Integrated into the research group
Apprentices also have to prepare a detailed schedule for their IPA. “Testing the generator and documenting the work took longer than planned,” Bozzini recounts. This was mainly because he had written his work – as is common in research – in English and using LaTeX, a software program. That’s not the only thing that makes Bozzini’s work unusual: “This final project goes well beyond the basic skills of an electronics engineer,” Acremann says. In January, Bozzini even managed to publish a scientific paper on the test signal generator in the Journal of Instrumentation – not an everyday achievement for an apprentice.
As an apprentice, Bozzini was fully integrated into the research group. “I was able to contribute to the group’s output with my paper,” he says. The close collaboration between researchers and apprentices is a hallmark of vocational training at ETH Zurich. The aspiring electronics engineers spend the first two years of their education in the electronics training lab, where they learn the basics of circuit technology, manufacturing and measuring technology, and programming. For the next two years, they do an apprenticeship within ETH – in a research lab, for example. “Especially in experimental physics, it’s important that we have experts who can solve technical problems and implement things effectively,” Acremann explains.

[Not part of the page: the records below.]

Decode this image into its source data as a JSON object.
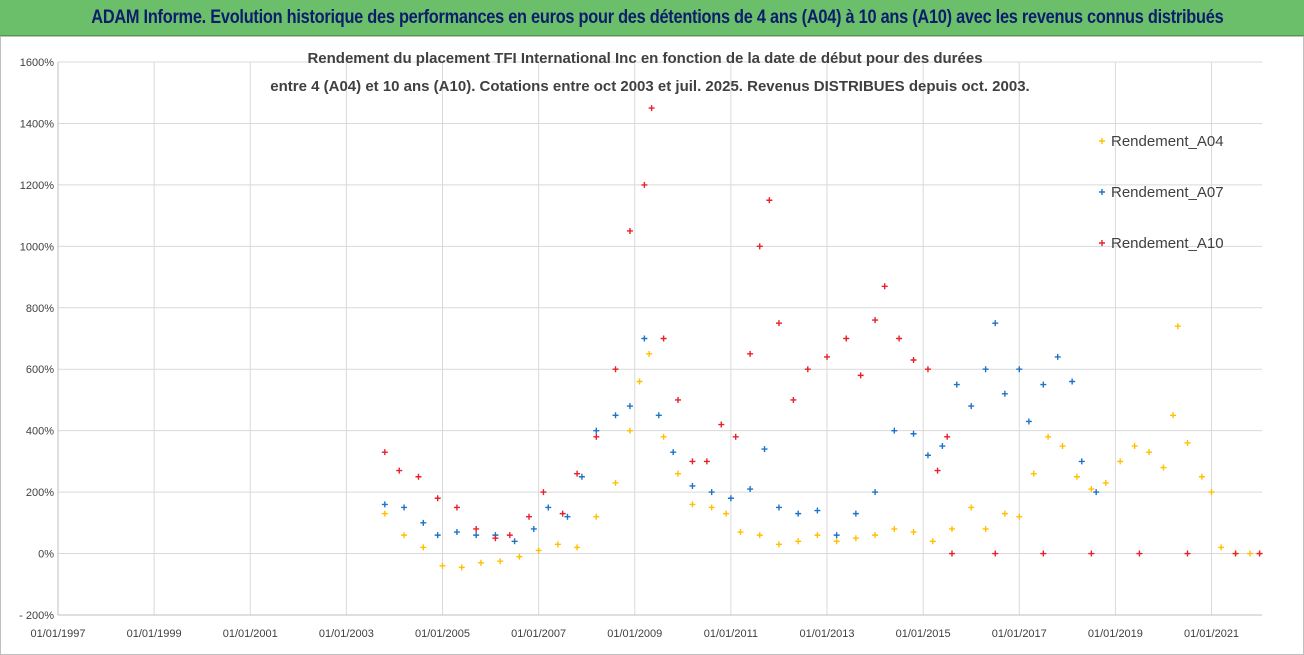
{
  "header": {
    "title": "ADAM Informe. Evolution historique des performances en euros pour des détentions de 4 ans (A04) à 10 ans (A10) avec les revenus connus distribués"
  },
  "chart_data": {
    "type": "scatter",
    "title_lines": [
      "Rendement du placement TFI International Inc en fonction de la date de début pour des durées",
      "entre 4 (A04) et 10 ans (A10).  Cotations entre oct 2003 et juil. 2025. Revenus DISTRIBUES depuis oct. 2003."
    ],
    "xlabel": "",
    "ylabel": "",
    "x_tick_labels": [
      "01/01/1997",
      "01/01/1999",
      "01/01/2001",
      "01/01/2003",
      "01/01/2005",
      "01/01/2007",
      "01/01/2009",
      "01/01/2011",
      "01/01/2013",
      "01/01/2015",
      "01/01/2017",
      "01/01/2019",
      "01/01/2021"
    ],
    "x_tick_years": [
      1997,
      1999,
      2001,
      2003,
      2005,
      2007,
      2009,
      2011,
      2013,
      2015,
      2017,
      2019,
      2021
    ],
    "xlim": [
      1997,
      2022.05
    ],
    "y_ticks": [
      -200,
      0,
      200,
      400,
      600,
      800,
      1000,
      1200,
      1400,
      1600
    ],
    "y_tick_labels": [
      "- 200%",
      "0%",
      "200%",
      "400%",
      "600%",
      "800%",
      "1000%",
      "1200%",
      "1400%",
      "1600%"
    ],
    "ylim": [
      -200,
      1600
    ],
    "grid": true,
    "legend_position": "right",
    "series": [
      {
        "name": "Rendement_A04",
        "color": "#ffc000",
        "points": [
          [
            2003.8,
            130
          ],
          [
            2004.2,
            60
          ],
          [
            2004.6,
            20
          ],
          [
            2005.0,
            -40
          ],
          [
            2005.4,
            -45
          ],
          [
            2005.8,
            -30
          ],
          [
            2006.2,
            -25
          ],
          [
            2006.6,
            -10
          ],
          [
            2007.0,
            10
          ],
          [
            2007.4,
            30
          ],
          [
            2007.8,
            20
          ],
          [
            2008.2,
            120
          ],
          [
            2008.6,
            230
          ],
          [
            2008.9,
            400
          ],
          [
            2009.1,
            560
          ],
          [
            2009.3,
            650
          ],
          [
            2009.6,
            380
          ],
          [
            2009.9,
            260
          ],
          [
            2010.2,
            160
          ],
          [
            2010.6,
            150
          ],
          [
            2010.9,
            130
          ],
          [
            2011.2,
            70
          ],
          [
            2011.6,
            60
          ],
          [
            2012.0,
            30
          ],
          [
            2012.4,
            40
          ],
          [
            2012.8,
            60
          ],
          [
            2013.2,
            40
          ],
          [
            2013.6,
            50
          ],
          [
            2014.0,
            60
          ],
          [
            2014.4,
            80
          ],
          [
            2014.8,
            70
          ],
          [
            2015.2,
            40
          ],
          [
            2015.6,
            80
          ],
          [
            2016.0,
            150
          ],
          [
            2016.3,
            80
          ],
          [
            2016.7,
            130
          ],
          [
            2017.0,
            120
          ],
          [
            2017.3,
            260
          ],
          [
            2017.6,
            380
          ],
          [
            2017.9,
            350
          ],
          [
            2018.2,
            250
          ],
          [
            2018.5,
            210
          ],
          [
            2018.8,
            230
          ],
          [
            2019.1,
            300
          ],
          [
            2019.4,
            350
          ],
          [
            2019.7,
            330
          ],
          [
            2020.0,
            280
          ],
          [
            2020.2,
            450
          ],
          [
            2020.3,
            740
          ],
          [
            2020.5,
            360
          ],
          [
            2020.8,
            250
          ],
          [
            2021.0,
            200
          ],
          [
            2021.2,
            20
          ],
          [
            2021.5,
            0
          ],
          [
            2021.8,
            0
          ],
          [
            2022.0,
            0
          ]
        ]
      },
      {
        "name": "Rendement_A07",
        "color": "#1e73c8",
        "points": [
          [
            2003.8,
            160
          ],
          [
            2004.2,
            150
          ],
          [
            2004.6,
            100
          ],
          [
            2004.9,
            60
          ],
          [
            2005.3,
            70
          ],
          [
            2005.7,
            60
          ],
          [
            2006.1,
            60
          ],
          [
            2006.5,
            40
          ],
          [
            2006.9,
            80
          ],
          [
            2007.2,
            150
          ],
          [
            2007.6,
            120
          ],
          [
            2007.9,
            250
          ],
          [
            2008.2,
            400
          ],
          [
            2008.6,
            450
          ],
          [
            2008.9,
            480
          ],
          [
            2009.2,
            700
          ],
          [
            2009.5,
            450
          ],
          [
            2009.8,
            330
          ],
          [
            2010.2,
            220
          ],
          [
            2010.6,
            200
          ],
          [
            2011.0,
            180
          ],
          [
            2011.4,
            210
          ],
          [
            2011.7,
            340
          ],
          [
            2012.0,
            150
          ],
          [
            2012.4,
            130
          ],
          [
            2012.8,
            140
          ],
          [
            2013.2,
            60
          ],
          [
            2013.6,
            130
          ],
          [
            2014.0,
            200
          ],
          [
            2014.4,
            400
          ],
          [
            2014.8,
            390
          ],
          [
            2015.1,
            320
          ],
          [
            2015.4,
            350
          ],
          [
            2015.7,
            550
          ],
          [
            2016.0,
            480
          ],
          [
            2016.3,
            600
          ],
          [
            2016.5,
            750
          ],
          [
            2016.7,
            520
          ],
          [
            2017.0,
            600
          ],
          [
            2017.2,
            430
          ],
          [
            2017.5,
            550
          ],
          [
            2017.8,
            640
          ],
          [
            2018.1,
            560
          ],
          [
            2018.3,
            300
          ],
          [
            2018.6,
            200
          ]
        ]
      },
      {
        "name": "Rendement_A10",
        "color": "#e8202a",
        "points": [
          [
            2003.8,
            330
          ],
          [
            2004.1,
            270
          ],
          [
            2004.5,
            250
          ],
          [
            2004.9,
            180
          ],
          [
            2005.3,
            150
          ],
          [
            2005.7,
            80
          ],
          [
            2006.1,
            50
          ],
          [
            2006.4,
            60
          ],
          [
            2006.8,
            120
          ],
          [
            2007.1,
            200
          ],
          [
            2007.5,
            130
          ],
          [
            2007.8,
            260
          ],
          [
            2008.2,
            380
          ],
          [
            2008.6,
            600
          ],
          [
            2008.9,
            1050
          ],
          [
            2009.2,
            1200
          ],
          [
            2009.35,
            1450
          ],
          [
            2009.6,
            700
          ],
          [
            2009.9,
            500
          ],
          [
            2010.2,
            300
          ],
          [
            2010.5,
            300
          ],
          [
            2010.8,
            420
          ],
          [
            2011.1,
            380
          ],
          [
            2011.4,
            650
          ],
          [
            2011.6,
            1000
          ],
          [
            2011.8,
            1150
          ],
          [
            2012.0,
            750
          ],
          [
            2012.3,
            500
          ],
          [
            2012.6,
            600
          ],
          [
            2013.0,
            640
          ],
          [
            2013.4,
            700
          ],
          [
            2013.7,
            580
          ],
          [
            2014.0,
            760
          ],
          [
            2014.2,
            870
          ],
          [
            2014.5,
            700
          ],
          [
            2014.8,
            630
          ],
          [
            2015.1,
            600
          ],
          [
            2015.3,
            270
          ],
          [
            2015.5,
            380
          ],
          [
            2015.6,
            0
          ],
          [
            2016.5,
            0
          ],
          [
            2017.5,
            0
          ],
          [
            2018.5,
            0
          ],
          [
            2019.5,
            0
          ],
          [
            2020.5,
            0
          ],
          [
            2021.5,
            0
          ],
          [
            2022.0,
            0
          ]
        ]
      }
    ]
  }
}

Although Bozzini thinks it’s cool that his thesis made an important contribution to basic research, he remains modest: “That’s my job – it’s what I get paid for,” he says. He doesn’t yet know whether he would one day like to work in research himself. He’s currently completing a one-year full-time vocational diploma. He has fond memories of his successful apprenticeship at ETH Zurich: after his IPA, he got to travel with Acremann to Hamburg, where the microscope is currently being set up. “That was an exciting experience for me. That’s when I saw that my work can actually contribute to basic research,” he says happily.